Les réseaux ferroviaires

Du milieu du 19e siècle jusqu’au début du 20e, le développement du transport ferroviaire fut l’affaire de compagnies privées. Plusieurs de ces compagnies se rencontraient à Charny et repartaient ensuite soit vers l’est du Canada, soit vers Montréal et l’ouest du pays, soit vers la Beauce et les Cantons de l’Est pour se rendre aux États-Unis, soit pour traverser vers la Rive-Nord après la construction du pont de Québec.
 
Tout d’abord, il y eut le Grand Tronc puis arriva l’Intercolonial.

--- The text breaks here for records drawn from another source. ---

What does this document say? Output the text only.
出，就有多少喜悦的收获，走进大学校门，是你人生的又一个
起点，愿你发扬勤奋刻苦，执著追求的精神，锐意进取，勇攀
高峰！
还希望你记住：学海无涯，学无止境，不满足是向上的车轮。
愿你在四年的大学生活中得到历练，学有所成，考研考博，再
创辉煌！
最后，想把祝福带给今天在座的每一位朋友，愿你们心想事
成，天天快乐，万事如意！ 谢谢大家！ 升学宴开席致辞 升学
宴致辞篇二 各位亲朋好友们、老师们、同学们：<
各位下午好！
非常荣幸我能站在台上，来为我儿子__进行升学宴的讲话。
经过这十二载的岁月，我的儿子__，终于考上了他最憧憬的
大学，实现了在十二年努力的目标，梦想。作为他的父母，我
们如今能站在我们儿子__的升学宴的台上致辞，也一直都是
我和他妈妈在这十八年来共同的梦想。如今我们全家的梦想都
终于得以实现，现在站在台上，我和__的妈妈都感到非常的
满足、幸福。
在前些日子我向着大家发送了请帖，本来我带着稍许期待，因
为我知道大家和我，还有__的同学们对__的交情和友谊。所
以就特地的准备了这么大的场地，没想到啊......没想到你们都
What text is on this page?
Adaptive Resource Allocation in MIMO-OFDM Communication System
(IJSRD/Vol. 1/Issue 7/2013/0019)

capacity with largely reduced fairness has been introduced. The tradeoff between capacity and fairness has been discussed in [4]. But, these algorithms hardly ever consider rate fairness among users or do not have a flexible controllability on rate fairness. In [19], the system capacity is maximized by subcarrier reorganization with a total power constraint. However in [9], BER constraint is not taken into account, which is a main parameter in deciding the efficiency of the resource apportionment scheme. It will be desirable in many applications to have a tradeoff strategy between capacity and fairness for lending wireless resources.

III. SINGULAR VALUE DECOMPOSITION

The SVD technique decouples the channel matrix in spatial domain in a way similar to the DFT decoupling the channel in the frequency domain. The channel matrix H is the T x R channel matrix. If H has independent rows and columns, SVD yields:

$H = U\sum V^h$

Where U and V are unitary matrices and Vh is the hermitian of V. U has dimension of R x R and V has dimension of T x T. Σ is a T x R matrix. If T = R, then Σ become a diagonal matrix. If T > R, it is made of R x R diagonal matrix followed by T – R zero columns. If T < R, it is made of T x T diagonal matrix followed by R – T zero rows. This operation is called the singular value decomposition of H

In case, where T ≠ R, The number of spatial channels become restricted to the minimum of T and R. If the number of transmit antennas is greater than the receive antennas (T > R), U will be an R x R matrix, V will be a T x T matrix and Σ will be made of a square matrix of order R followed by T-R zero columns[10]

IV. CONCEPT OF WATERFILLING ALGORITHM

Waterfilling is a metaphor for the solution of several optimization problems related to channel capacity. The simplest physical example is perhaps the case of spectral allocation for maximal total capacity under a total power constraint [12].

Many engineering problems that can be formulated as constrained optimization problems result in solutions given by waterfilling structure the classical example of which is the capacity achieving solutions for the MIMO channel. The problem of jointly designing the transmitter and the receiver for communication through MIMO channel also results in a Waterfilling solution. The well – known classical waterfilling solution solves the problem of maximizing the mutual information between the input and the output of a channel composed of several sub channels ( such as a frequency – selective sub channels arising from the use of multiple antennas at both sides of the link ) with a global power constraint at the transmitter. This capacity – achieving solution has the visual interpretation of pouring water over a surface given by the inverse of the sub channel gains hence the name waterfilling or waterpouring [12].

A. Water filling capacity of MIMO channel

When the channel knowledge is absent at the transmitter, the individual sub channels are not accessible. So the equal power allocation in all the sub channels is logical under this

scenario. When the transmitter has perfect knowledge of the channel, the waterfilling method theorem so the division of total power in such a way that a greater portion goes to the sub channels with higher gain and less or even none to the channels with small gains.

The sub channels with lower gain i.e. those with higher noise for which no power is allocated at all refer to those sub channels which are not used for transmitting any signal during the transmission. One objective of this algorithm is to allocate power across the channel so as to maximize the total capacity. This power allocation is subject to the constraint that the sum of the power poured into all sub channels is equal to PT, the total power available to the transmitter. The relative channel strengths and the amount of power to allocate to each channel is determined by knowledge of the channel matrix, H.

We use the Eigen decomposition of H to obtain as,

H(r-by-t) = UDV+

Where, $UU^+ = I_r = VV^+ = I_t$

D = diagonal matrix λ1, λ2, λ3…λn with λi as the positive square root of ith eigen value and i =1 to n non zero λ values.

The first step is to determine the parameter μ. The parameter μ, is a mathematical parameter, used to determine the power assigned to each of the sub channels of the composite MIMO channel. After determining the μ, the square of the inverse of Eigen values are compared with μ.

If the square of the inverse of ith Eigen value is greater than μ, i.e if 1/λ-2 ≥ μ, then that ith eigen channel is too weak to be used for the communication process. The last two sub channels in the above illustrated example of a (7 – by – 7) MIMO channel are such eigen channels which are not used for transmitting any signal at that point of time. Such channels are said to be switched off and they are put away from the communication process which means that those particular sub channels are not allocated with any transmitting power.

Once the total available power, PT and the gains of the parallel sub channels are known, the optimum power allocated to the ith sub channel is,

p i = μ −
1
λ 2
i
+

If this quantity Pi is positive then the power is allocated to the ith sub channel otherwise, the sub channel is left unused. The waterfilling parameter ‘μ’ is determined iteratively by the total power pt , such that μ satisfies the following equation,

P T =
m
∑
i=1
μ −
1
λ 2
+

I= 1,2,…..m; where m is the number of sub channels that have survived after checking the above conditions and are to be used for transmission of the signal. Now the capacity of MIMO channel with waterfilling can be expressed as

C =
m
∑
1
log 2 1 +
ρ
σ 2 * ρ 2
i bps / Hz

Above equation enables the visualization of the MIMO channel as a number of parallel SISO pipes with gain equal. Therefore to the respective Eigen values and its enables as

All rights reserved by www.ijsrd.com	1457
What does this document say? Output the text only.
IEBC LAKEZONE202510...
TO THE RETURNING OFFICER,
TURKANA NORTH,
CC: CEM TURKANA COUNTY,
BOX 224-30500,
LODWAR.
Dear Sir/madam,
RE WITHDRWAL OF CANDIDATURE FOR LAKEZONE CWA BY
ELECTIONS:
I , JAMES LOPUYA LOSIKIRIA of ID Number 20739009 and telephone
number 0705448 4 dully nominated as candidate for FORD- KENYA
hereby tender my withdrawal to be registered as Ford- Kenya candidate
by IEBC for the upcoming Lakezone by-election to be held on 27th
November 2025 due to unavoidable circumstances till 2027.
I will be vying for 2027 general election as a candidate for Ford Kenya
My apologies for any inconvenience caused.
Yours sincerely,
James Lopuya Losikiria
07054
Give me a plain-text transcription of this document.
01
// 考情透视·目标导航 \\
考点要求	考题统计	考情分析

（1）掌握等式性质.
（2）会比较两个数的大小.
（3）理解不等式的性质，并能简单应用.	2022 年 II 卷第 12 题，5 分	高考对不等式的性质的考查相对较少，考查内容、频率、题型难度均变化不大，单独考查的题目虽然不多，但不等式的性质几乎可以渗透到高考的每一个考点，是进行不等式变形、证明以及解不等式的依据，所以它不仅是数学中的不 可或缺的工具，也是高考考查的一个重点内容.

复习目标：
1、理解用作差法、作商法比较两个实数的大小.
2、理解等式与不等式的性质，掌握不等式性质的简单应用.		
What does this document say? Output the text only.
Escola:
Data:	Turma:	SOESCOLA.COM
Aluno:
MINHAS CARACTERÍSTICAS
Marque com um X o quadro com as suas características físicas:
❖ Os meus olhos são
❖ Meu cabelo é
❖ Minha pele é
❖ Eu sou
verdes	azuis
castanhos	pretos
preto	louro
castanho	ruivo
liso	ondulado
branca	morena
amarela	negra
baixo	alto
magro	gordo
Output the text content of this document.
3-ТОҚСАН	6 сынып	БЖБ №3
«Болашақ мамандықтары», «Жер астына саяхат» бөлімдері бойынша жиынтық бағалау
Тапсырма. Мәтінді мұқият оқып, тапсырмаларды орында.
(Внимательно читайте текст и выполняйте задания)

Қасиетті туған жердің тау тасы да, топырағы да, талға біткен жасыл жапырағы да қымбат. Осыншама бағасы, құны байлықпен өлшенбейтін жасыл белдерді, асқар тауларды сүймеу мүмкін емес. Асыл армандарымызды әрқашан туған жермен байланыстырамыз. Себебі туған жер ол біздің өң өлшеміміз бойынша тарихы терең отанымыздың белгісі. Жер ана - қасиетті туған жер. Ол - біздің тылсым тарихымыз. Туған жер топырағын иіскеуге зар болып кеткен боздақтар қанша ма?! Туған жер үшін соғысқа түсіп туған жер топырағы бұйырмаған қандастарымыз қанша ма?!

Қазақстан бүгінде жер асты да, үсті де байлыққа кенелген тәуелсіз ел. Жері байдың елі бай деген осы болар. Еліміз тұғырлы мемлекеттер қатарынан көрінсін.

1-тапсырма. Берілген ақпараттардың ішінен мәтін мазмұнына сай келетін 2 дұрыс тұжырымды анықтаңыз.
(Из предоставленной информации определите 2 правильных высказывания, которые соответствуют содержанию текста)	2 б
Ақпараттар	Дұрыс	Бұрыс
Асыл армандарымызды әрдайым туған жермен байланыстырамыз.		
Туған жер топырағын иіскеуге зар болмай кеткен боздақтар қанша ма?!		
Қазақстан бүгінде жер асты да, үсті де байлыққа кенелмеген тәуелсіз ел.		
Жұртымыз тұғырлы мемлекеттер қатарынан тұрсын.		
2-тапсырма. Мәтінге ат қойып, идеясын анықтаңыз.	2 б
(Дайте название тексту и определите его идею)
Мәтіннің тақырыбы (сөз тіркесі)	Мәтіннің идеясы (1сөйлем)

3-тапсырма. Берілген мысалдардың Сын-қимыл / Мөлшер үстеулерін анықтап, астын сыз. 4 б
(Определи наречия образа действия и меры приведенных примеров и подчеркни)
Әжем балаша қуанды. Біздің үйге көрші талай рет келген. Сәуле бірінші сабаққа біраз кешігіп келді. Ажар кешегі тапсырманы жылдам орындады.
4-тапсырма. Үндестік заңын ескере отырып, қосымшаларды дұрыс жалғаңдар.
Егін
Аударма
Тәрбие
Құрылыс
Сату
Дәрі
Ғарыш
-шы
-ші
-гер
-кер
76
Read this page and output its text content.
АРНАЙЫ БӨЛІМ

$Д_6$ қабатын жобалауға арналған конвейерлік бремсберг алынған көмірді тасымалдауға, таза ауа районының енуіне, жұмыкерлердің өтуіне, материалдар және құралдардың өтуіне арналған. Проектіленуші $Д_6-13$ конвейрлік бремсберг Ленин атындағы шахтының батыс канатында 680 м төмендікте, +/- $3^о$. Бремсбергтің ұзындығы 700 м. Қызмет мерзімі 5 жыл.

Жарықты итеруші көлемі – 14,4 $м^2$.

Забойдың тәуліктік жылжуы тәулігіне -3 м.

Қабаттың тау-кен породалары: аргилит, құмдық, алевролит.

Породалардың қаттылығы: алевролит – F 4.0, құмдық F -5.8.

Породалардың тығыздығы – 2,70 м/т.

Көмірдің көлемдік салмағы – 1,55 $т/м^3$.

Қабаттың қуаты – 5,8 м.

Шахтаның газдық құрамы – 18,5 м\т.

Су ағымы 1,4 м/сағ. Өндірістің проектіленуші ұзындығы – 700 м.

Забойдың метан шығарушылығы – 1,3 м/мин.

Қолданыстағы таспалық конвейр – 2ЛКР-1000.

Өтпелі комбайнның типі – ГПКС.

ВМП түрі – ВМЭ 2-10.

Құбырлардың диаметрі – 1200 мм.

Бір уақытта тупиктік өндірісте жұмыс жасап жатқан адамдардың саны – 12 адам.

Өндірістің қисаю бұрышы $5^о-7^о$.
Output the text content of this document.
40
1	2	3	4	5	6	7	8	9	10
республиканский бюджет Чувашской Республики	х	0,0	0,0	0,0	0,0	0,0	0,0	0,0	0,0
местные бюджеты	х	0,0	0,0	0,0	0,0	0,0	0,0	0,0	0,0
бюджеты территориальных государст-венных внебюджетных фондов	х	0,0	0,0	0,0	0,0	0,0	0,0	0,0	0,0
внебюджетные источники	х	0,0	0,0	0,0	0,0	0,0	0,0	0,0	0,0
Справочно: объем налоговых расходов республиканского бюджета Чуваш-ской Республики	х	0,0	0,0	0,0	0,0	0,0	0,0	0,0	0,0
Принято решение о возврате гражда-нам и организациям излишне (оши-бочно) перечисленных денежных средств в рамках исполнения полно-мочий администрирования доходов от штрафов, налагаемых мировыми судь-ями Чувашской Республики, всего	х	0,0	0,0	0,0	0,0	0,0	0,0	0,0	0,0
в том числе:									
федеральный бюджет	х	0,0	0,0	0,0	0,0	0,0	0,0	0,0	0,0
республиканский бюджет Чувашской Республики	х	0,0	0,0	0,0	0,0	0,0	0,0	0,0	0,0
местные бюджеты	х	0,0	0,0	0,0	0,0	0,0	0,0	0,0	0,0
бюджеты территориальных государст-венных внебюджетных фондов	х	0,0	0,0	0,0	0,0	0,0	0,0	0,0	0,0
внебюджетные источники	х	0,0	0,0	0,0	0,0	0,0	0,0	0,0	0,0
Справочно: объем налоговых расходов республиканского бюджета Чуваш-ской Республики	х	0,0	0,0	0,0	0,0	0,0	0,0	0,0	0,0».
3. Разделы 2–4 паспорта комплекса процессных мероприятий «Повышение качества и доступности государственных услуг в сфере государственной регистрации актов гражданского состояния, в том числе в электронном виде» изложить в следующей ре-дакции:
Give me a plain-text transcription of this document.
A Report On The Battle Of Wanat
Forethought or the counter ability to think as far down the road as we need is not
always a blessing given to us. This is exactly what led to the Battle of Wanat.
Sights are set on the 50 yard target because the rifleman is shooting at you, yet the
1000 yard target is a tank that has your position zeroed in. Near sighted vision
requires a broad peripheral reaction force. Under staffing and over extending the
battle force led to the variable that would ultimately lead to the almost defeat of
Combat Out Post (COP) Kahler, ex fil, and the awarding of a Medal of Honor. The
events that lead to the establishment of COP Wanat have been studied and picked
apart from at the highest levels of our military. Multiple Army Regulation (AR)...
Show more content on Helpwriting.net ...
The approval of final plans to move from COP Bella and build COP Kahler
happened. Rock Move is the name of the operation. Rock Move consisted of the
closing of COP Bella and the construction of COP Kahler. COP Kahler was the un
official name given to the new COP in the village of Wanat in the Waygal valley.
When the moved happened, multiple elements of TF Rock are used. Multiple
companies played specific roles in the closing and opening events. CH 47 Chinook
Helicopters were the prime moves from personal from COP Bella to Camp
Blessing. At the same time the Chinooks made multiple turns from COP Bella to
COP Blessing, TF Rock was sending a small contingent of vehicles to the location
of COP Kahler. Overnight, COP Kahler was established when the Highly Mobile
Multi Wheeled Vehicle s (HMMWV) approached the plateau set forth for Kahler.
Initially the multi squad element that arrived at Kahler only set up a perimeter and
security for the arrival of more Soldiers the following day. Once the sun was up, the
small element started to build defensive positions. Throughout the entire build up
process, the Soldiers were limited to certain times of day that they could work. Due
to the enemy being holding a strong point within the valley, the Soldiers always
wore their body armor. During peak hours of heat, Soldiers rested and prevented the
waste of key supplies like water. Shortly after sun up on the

Ensuite le National Transcontinental et le Quebec Central. On vit même le Chaudiere Valley Railway  mieux connu sous le nom du Chemin de fer des Breakey.

Au gré des achats et des fusions, plusieurs de ces compagnies formèrent le Canadien National Railway. Le Quebec Central fut acheté par le Canadien Pacifique et les Breakey cessèrent leur activité ferroviaire dans les années 1940.

Photo: Carte des réseaux ferroviaires à Charny

Crédit: Google Maps

Vitalité économique

Avec l’arrivée du chemin de fer, de nombreux services et commerces voient aussi le jour. Il faut rappeler que les employés du chemin de fer étaient bien rémunérés. En 1901, les salaires annuels des cheminots variaient entre 420 $ et 1 000 $. En comparaison, les employés des chantiers navals de Lévis gagnaient en moyenne 375 $ par année, ce qui représentait un salaire très convenable. En 1947, la moyenne annuelle au chemin de fer  tournait autour de 2 800 $ contre 1 538 $ pour la moyenne canadienne.

Déjà en 1933, une chambre de commerce est fondée. Commerçants, professionnels et entrepreneurs y adhèrent aussitôt. On y dénombre 147 membres.

En 1953, avec une population de 3 400 habitants, Charny comptait 122 commerces dont de nombreux hôtels et des maisons de chambres qui accueillaient les voyageurs et les travailleurs. De plus, un hôpital y était installé  depuis une vingtaine d’années.

Photo: Hôtel Tremblay (aujourd’hui 2464, chemin de Charny)

Crédit: BAnQ

Toutes sortes de voyageurs!

Dans les périodes difficiles, certains «jumpaient » les trains de marchandises (embarquaient clandestinement). Ils s’arrêtaient à Charny puisque tous les trains s’y arrêtaient. Il y en avait des nouveaux à tous les jours dans les années 1930-1940. Les familles de Charny leur donnaient à manger et les employés du chemin de fer leur indiquaient les trains à prendre pour atteindre leur destination.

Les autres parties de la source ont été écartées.